In the fall of 2019, the sacred site that is commonly used for ceremonies and gatherings became a dumping ground. Cal State Long Beach used Puvungna to rid of dirt, trash and debris from a nearby construction site on campus.
"It's so sad to see everything decimated in front of my eyes and there is very little I can do to stop it," Johnson said.
Acjachemen Nation-Belardes filed a lawsuit against the California State University system in October 2019 that stalled due to the coronavirus pandemic, but eventually reached a standstill.
"Our settlement agreement that they've declined to agree to was to remove all the soil and the plastic, to create a memorandum of understanding with our tribe, and to clean up their mess," said Stanfield-Perry. "Currently, we're moving forward with our lawsuit."
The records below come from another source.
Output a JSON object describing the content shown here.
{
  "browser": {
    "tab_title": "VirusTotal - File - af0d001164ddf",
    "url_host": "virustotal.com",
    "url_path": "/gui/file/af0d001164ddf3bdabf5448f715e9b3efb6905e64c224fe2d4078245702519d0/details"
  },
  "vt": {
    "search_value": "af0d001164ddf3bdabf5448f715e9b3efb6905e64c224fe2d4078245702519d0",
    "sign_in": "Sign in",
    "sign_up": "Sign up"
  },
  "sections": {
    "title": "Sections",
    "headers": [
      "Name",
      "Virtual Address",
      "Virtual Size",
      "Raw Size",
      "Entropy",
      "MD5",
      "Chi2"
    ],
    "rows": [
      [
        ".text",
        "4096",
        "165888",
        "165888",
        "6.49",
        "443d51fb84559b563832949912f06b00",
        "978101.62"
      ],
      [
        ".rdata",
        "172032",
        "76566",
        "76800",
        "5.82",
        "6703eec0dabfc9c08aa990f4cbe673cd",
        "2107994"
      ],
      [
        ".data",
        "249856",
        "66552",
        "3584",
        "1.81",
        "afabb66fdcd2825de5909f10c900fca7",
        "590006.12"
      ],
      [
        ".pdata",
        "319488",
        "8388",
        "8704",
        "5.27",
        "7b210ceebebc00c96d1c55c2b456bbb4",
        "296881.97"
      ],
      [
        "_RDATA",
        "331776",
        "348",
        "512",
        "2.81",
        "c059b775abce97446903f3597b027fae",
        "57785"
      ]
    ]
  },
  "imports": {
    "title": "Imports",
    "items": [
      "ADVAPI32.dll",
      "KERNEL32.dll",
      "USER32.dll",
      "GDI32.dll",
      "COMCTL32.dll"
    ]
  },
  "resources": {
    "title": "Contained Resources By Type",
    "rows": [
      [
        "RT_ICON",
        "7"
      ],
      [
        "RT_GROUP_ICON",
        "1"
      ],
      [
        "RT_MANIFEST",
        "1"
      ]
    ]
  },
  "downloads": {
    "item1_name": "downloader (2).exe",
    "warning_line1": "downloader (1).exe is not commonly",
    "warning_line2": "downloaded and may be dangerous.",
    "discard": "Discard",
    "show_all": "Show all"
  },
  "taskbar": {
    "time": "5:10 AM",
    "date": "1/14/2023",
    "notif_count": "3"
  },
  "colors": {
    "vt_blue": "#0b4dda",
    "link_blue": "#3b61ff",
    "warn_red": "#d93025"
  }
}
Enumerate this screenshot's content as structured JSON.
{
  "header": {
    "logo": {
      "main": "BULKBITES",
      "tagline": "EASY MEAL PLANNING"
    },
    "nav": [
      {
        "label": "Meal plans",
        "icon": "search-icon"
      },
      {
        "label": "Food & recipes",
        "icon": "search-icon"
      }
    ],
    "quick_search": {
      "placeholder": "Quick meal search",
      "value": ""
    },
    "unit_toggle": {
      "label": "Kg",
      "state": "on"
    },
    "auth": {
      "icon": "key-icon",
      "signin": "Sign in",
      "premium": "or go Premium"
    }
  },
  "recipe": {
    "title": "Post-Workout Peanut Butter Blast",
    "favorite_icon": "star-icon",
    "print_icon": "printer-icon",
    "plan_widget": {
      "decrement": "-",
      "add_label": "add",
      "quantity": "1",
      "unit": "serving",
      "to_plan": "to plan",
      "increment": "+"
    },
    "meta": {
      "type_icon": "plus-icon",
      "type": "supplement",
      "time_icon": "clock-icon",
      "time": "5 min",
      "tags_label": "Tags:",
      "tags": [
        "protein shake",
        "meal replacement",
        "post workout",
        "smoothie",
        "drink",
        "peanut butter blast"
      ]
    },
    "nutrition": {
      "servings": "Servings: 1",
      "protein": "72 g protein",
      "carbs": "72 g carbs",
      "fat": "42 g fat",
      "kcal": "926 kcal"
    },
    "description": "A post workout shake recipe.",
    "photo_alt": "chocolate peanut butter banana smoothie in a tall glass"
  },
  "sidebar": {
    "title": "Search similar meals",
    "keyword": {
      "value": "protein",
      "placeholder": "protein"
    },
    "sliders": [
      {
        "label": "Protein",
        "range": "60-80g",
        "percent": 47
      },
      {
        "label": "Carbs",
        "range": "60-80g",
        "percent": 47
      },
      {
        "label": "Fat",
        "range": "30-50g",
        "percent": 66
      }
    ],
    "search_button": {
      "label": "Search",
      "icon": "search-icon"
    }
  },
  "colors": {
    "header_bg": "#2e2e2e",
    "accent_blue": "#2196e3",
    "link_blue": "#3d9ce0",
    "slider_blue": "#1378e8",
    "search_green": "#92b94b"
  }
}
A "Protect Puvugnna" GoFundMe has raised over $23,000 to assist with legal fees.
Cal State Long Beach spokesperson Jeff Cook said that the university cannot comment on an active litigation. In an email, Cook told ABC7 that Puvungna "will be included in a broader, inclusive campus planning effort in the future."
He added that there are no construction plans, for a parking lot or any other project, in place at Puvungna for the future.
"A little piece of our history is gone every day, but if I can be a voice for my ancestors to let them rest in peace here, then I'm going to do that," Johnson said.